New generalized symmetric and hermitian eigenvalue problem solver

scipy.linalg.eigh now contains wrappers for more LAPACK symmetric and hermitian eigenvalue problem solvers. Users can now solve generalized problems, select just a range of eigenvalues, and choose to use a faster algorithm at the expense of increased memory usage. The signature of the scipy.linalg.eigh changed accordingly.

Major documentation improvements

Scipy documentation is now more accessible than previously; you can view a HTML reference manual online at http://docs.scipy.org/ or download it as a PDF file. An updated tutorial is also available, and it shows how to use several essential parts of Scipy.

Nevertheless, more effort is still needed on the documentation front. Luckily, contributing to Scipy documentation is now easier than before: if you find that a part of it requires improvements, and want to help us out, please register a user name in our web-based documentation editor at http://docs.scipy.org/ and correct the issues.

Bug fixes in the interpolation package

The shape of return values from scipy.interpolate.interp1d used to be incorrect if interpolated data had more than 2 dimensions and the axis keyword was set to a non-default value. This is fixed in 0.7.0:

Users of scipy.interpolate.interp1d may need to revise their code if it relies on the incorrect behavior.

Bug fixes in the stats package

Statistical functions for masked arrays have been added and are accessible through scipy.stats.mstats.

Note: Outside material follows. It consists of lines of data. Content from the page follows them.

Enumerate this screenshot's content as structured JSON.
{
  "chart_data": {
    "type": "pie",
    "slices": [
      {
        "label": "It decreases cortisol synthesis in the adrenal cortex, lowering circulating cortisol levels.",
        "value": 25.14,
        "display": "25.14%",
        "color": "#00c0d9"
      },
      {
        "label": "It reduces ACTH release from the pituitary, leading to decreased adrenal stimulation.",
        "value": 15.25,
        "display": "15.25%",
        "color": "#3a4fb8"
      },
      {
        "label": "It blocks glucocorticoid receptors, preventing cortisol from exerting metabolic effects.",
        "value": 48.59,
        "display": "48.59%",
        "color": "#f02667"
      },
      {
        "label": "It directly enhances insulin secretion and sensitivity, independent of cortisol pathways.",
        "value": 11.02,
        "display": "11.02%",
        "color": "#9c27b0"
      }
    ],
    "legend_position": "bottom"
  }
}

The functions are similar to their counterparts in scipy.stats but they have not yet been verified for identical interfaces and algorithms.

Several bugs were fixed for statistical functions, of those, kstest and percentileofscore gained new keyword arguments.

Added deprecation warning for mean, median, var, std, cov and corrcoef. These functions should be replaced by their numpy counterparts. Note, however, that some of the default options differ between the scipy.stats and numpy versions of these functions.

Numerous bug fixes to stats.distributions: all generic methods work now correctly, several methods in individual distributions were corrected. However, a few issues remain with higher moments (skew, kurtosis) and entropy. The maximum likelihood estimator, fit, does not work out-of-the-box for some distributions, in some cases, starting values have to be carefully chosen, in other cases, the generic implementation of the maximum likelihood method might not be the numerically appropriate estimation method.

We expect more bugfixes, increases in numerical precision and enhancements in the next release of scipy.

Running Tests

We are moving away from having our own testing framework and are adopting nose.

Building SciPy

Support for NumScons has been added. NumScons is a tentative new build system for NumPy/SciPy, using scons at its core.